The Downsides of Widespread Homeownership; Have Americans Overinvested in Housing? Probably
From the Richmond Fed article "House Bias: The Economic Consequences of Subsidizing Homeownership":
The homeownership rate is about 68% now (see chart above). Perhaps the best policy question is no longer why the homeownership rate in the United States is so low. A question that economists might ponder instead is: Why should we want the homeownership rate to be so high?
The Downsides of Widespread Homeownership
1. The current policies produce an economy in which housing investment is generally higher than it would be if government didn’t favor it. Simply put, Americans may have overinvested in housing. And every dollar that is invested in housing stock is a dollar not invested in a more productive use elsewhere. That results in a net reduction in overall economic efficiency.

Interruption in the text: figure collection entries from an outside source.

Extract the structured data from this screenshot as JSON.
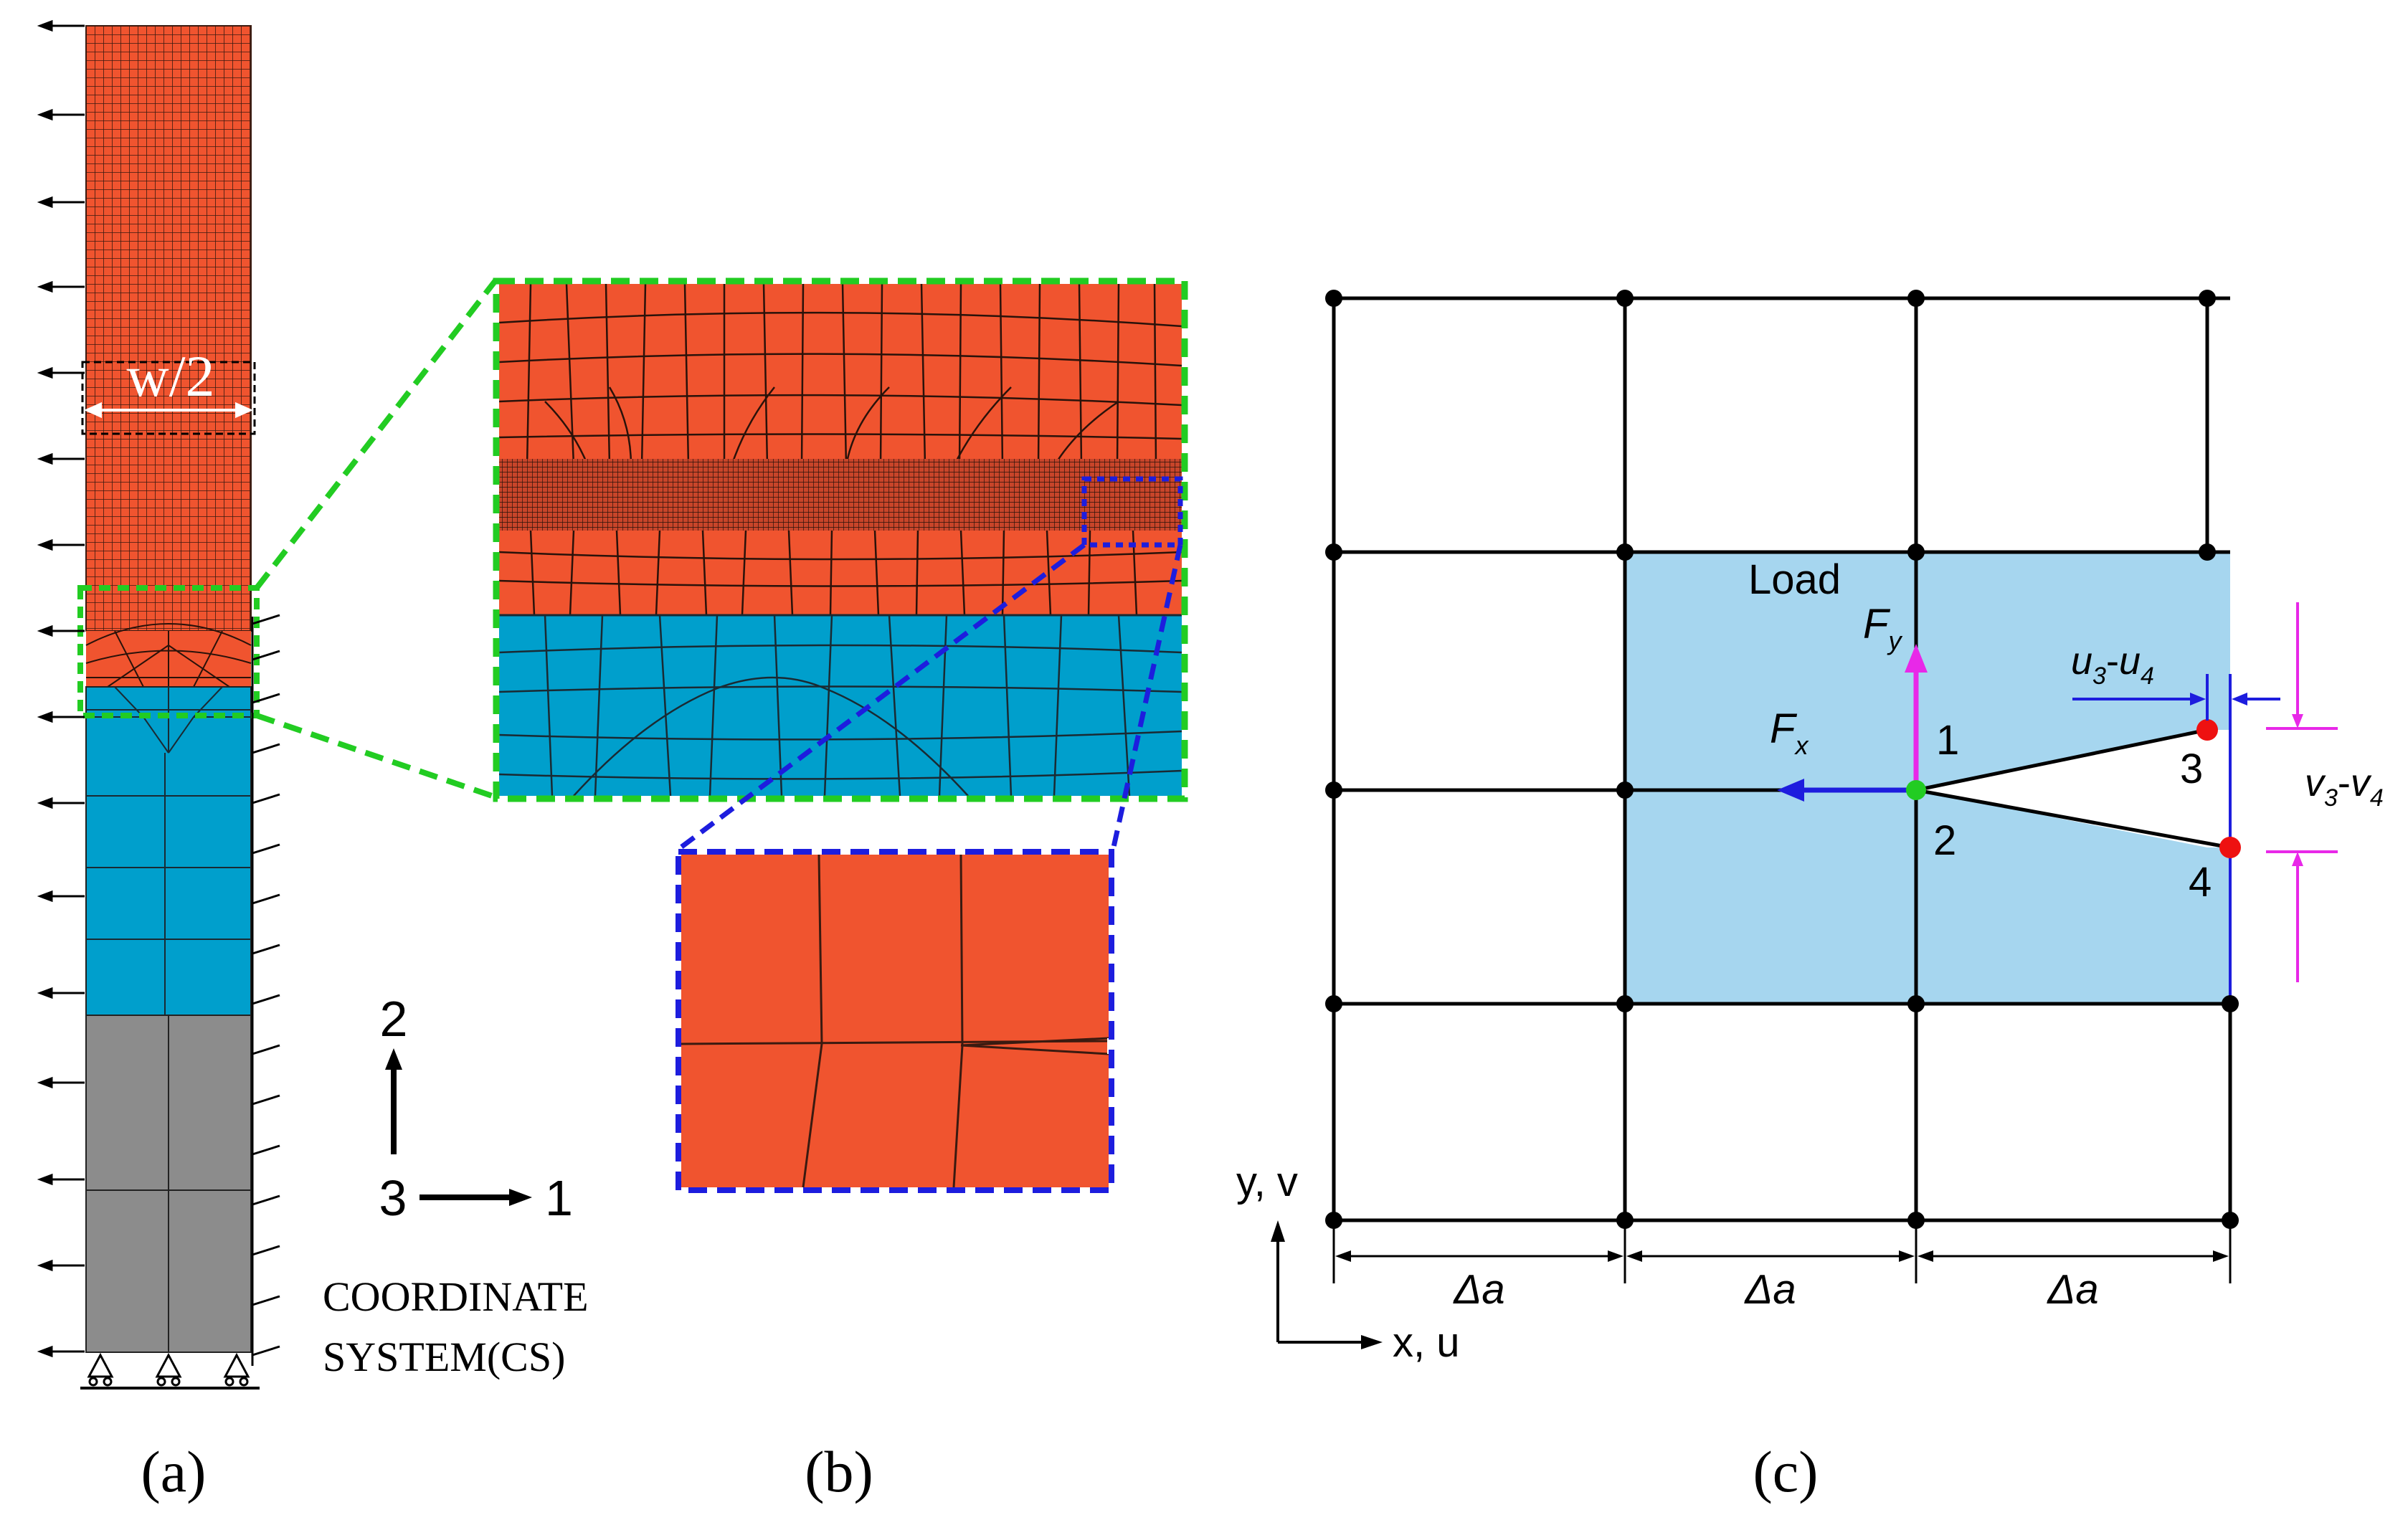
{
  "panel_a": {
    "caption": "(a)",
    "width_label": "w/2",
    "cs_axis_2": "2",
    "cs_axis_3": "3",
    "cs_axis_1": "1",
    "cs_line1": "COORDINATE",
    "cs_line2": "SYSTEM(CS)"
  },
  "panel_b": {
    "caption": "(b)"
  },
  "panel_c": {
    "caption": "(c)",
    "load_label": "Load",
    "fy_main": "F",
    "fy_sub": "y",
    "fx_main": "F",
    "fx_sub": "x",
    "node1": "1",
    "node2": "2",
    "node3": "3",
    "node4": "4",
    "du_v": "u",
    "du_s1": "3",
    "du_dash": "-",
    "du_v2": "u",
    "du_s2": "4",
    "dv_v": "v",
    "dv_s1": "3",
    "dv_dash": "-",
    "dv_v2": "v",
    "dv_s2": "4",
    "yaxis_label": "y, v",
    "xaxis_label": "x, u",
    "delta1": "Δa",
    "delta2": "Δa",
    "delta3": "Δa"
  },
  "colors": {
    "orange": "#f0542f",
    "blue": "#009fcc",
    "gray": "#8c8c8c",
    "green": "#22cc22",
    "dash_blue": "#1d1dde",
    "magenta": "#e828e8",
    "light_blue": "#a6d6ef",
    "red": "#ee1111"
  }
}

3. The costs of owning a home go beyond the financial commitments too. Being tied down to a house tends to make people less likely to leave an area in which employment prospects are deteriorating. After all, terminating a lease is much less costly and time-consuming than foreclosing on a house or selling a home, even if the owner breaks even on the transaction. Economists predict this would lead to a decline in “labor mobility,” the ability for people to move to where the jobs are.
4. Homeownership also tends to contribute to adverse political incentives. Incumbent homeowners have an interest in keeping their property values high and have been shown statistically to have a bias in favor of land-use regulations. These restrictions limit the number of houses that can be built in any geographic area and, consequently, keep housing inventory low and property values artificially inflated.